A main switch element that is controlled by the drive signal and performs a switching operation for conducting or blocking between the output point and a ground potential;
A main capacitance element having one end connected to the output point and the other end connected to a ground potential;
Have
The main switch element causes a resonance current to flow through the main inductance element and the main capacitance element by the switching operation according to the drive signal, and the AC voltage has a peak farther from the ground potential than the voltage value of the DC main voltage. A power supply operated to provide a value,
The main power supply is
A first DC power source that outputs a DC high voltage to a DC high voltage point;
A second DC power source that receives the DC high voltage and outputs the DC main voltage having a value closer to the ground potential than the DC high voltage to the DC main voltage point;
The first DC power supply includes a voltage source that outputs the DC high voltage to the DC high voltage point, one end connected to the DC high voltage point, and the other end connected to a ground potential, and charged to the DC high voltage. A first power capacitance element
The second DC power supply has a second power supply capacitance element having one end connected to the DC main voltage point and the other end connected to a ground potential.
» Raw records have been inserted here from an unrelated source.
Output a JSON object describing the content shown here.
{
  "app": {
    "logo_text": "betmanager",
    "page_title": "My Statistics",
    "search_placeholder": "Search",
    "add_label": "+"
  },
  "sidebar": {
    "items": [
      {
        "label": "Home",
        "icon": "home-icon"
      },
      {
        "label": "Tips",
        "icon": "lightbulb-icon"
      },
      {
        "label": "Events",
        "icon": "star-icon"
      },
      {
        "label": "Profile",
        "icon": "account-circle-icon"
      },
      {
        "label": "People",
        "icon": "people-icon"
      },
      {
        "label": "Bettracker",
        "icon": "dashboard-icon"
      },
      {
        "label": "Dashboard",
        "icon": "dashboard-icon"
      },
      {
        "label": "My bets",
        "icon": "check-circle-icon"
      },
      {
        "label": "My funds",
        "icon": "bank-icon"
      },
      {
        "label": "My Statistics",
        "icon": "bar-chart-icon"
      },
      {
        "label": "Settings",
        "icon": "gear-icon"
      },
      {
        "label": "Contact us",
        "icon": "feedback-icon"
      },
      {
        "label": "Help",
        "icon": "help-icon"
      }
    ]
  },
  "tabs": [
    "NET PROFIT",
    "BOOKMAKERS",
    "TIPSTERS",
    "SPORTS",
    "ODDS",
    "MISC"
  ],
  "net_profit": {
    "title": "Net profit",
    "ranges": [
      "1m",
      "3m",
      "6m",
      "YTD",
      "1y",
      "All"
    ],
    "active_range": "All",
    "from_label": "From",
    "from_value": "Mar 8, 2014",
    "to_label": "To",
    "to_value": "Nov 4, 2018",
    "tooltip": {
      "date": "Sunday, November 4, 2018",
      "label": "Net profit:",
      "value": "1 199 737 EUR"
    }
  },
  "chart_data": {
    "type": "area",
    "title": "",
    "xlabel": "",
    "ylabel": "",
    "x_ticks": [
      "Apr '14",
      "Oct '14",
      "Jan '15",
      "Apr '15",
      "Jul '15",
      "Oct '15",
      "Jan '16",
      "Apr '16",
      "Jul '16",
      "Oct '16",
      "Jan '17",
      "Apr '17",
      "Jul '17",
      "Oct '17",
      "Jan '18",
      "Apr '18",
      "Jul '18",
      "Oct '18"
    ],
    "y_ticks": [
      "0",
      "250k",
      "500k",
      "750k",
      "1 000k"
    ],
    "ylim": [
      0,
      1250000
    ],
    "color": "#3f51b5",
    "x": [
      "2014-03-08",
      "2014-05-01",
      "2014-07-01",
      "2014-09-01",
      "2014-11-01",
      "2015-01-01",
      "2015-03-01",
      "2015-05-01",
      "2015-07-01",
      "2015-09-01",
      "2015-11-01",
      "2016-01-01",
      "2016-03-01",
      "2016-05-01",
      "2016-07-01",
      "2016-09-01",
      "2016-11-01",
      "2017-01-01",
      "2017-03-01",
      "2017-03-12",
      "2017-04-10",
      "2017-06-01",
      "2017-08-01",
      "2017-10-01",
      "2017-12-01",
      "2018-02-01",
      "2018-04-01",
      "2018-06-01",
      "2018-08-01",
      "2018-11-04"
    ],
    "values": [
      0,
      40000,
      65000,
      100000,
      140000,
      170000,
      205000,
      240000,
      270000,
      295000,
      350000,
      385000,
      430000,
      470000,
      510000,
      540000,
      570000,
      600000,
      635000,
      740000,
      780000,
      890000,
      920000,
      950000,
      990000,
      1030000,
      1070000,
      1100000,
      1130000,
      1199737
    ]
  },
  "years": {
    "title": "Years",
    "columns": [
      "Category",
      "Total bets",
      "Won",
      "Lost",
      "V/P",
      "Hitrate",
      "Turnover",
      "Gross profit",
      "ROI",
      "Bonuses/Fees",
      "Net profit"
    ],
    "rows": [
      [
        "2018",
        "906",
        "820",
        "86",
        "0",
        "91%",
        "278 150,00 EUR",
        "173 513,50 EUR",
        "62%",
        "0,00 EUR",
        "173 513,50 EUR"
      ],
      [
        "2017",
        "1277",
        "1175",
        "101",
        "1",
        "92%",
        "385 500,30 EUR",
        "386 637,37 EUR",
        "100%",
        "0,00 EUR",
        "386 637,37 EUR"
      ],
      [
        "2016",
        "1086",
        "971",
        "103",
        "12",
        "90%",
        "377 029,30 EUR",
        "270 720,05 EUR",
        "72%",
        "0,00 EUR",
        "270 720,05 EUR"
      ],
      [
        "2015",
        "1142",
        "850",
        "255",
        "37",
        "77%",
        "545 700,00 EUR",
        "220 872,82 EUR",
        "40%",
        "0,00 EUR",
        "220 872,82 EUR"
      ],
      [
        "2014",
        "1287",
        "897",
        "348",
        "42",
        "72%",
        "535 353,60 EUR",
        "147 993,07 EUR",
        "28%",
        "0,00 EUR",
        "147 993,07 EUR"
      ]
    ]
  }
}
The clamp circuit includes a protective capacitance element, a protective rectifier element, and a protective inductance element, and one end of the protective capacitance element, one end of the protective rectifier element, and one end of the protective inductance element are connected to each other. A first and a second bias circuit, and an auxiliary inductance element,
In the first bias circuit, the other end of the protective capacitance element is connected to the output point, and the other end of the protective rectifier element and the other end of the protective capacitance element of the second bias circuit are connected to each other. The other end of the protective inductance element is connected to a ground potential,
In the second bias circuit, the other end of the protective rectifier element is connected to the DC main voltage point, and the other end of the protective inductance element is connected to a ground potential.
One end of the auxiliary inductance element is connected to the connection point, the other end is connected to the DC high voltage point,
The protective rectifying elements of the first and second bias circuits are connected in such a direction that they are turned on when the voltage at the output point becomes the clamp voltage farther from the ground potential than the voltage at the DC main voltage point. Power supply.